Voilà, c'est dit et ça soulage! Je déteste le cinéma français. Vraiment. Je pense le détester pour plusieurs raisons, et notamment la qualité de jeu des acteurs. Je reste toujours perplexe face à la prestation de ceux que l'on nomme dans la presse "monstre sacrés" et qui pour moi frisent le ridicule dans leur jeu. Tout est surjoué, mécanique, factice, bref pathétique. Quand je vois deux acteurs français mimer une scène d'engueulade j'ai envie de rire, quand c'est une dispute amoureuse, j'éprouve tellement de gêne pour les protagonistes que je zappe.


La profonde médiocrité des scénarios n'est d'ailleurs pas pour me contredire. Le cinéma français, forcément supérieur aux autres puisque issu d'un pays "laïc et républicain" se sent investi d'une mission de service public consistant à enseigner la Tolérance aux masses.
Le trop plein de bons sentiments donne parfois des envies de meurtre.

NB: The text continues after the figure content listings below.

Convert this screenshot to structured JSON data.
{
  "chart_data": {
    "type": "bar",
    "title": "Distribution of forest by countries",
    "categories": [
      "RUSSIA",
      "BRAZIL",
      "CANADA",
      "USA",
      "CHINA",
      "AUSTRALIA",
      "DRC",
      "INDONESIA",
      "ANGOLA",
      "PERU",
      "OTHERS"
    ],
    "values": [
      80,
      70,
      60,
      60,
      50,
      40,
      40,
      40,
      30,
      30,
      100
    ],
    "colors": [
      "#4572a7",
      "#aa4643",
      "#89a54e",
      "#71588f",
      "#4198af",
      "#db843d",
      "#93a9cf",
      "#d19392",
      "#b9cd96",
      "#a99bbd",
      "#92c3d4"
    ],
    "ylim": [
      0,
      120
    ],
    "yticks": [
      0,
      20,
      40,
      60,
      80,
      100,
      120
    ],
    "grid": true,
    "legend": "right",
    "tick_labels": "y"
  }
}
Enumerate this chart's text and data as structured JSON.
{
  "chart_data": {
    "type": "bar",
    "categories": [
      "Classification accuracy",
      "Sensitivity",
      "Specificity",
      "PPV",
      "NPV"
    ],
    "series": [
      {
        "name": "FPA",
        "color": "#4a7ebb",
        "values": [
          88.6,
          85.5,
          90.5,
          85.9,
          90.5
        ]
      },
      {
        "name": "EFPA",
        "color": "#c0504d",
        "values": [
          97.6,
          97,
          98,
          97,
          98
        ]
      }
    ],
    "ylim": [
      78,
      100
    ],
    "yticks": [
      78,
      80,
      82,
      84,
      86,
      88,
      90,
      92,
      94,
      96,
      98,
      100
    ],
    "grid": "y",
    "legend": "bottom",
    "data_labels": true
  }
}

Le plus dur reste de voir les acteurs en question donner des leçons de morale et de Bien sur les plateaux de télévision. C'est la même chanson à chacun de leur passage, moitié promo de leur dernière bouse (quand même, la promo c'est important), moitié leçon de morale sur le problème du moment: famine en Afrique, mal logés à Paris, gens qui votent à droite, etc...
Voir ces infects connards de bobos dont le seul "talent" est de se mouvoir devant une caméra pérorer niaisement sur la dernière bonne cause en vogue dans les milieux autorisés me fait frôler l'apoplexie. Les acteurs c'était vraiment mieux quand ça prenait de la coke en soirée et que ça ne venait pas nous pourrir un samedi soir à force de leçons de morale.
Les acteurs étrangers sont sûrement au moins aussi emmerdants et moralisateurs mais ont l'avantage d'être moins médiatisés chez nous, ce qui fait que je peux encore les regarder, alors que voir un film avec Charles Berling, Francis Huster, ou encore Richard Bohringer est au dessus de mes forces.

Intro

Bienvenue sur ce blog.

Je n'ai pas encore d'idée précise quant à son contenu, mais j'ai déjà quelques pistes.

J'ai récemment pu constater que je râlais sur de nombreux sujets et avec une certaine constance. J'ai aussi pris note du fait que mon entourage était fort peu enclin à m'écouter dégueuler en permanence sur notre époque. Tenant à conserver les quelques relations sociales que j'ai pu construire avec le temps, j'ai dû cesser de leur faire partager la finesse de mes analyses sur l'état du monde, et je me retrouve donc sans public pour m'acclamer.

Qu'à cela ne tienne, c'est donc sur ce blog que de fidèles lecteurs viendront constater la pertinence de mes propos et la prose enlevée qui est la mienne.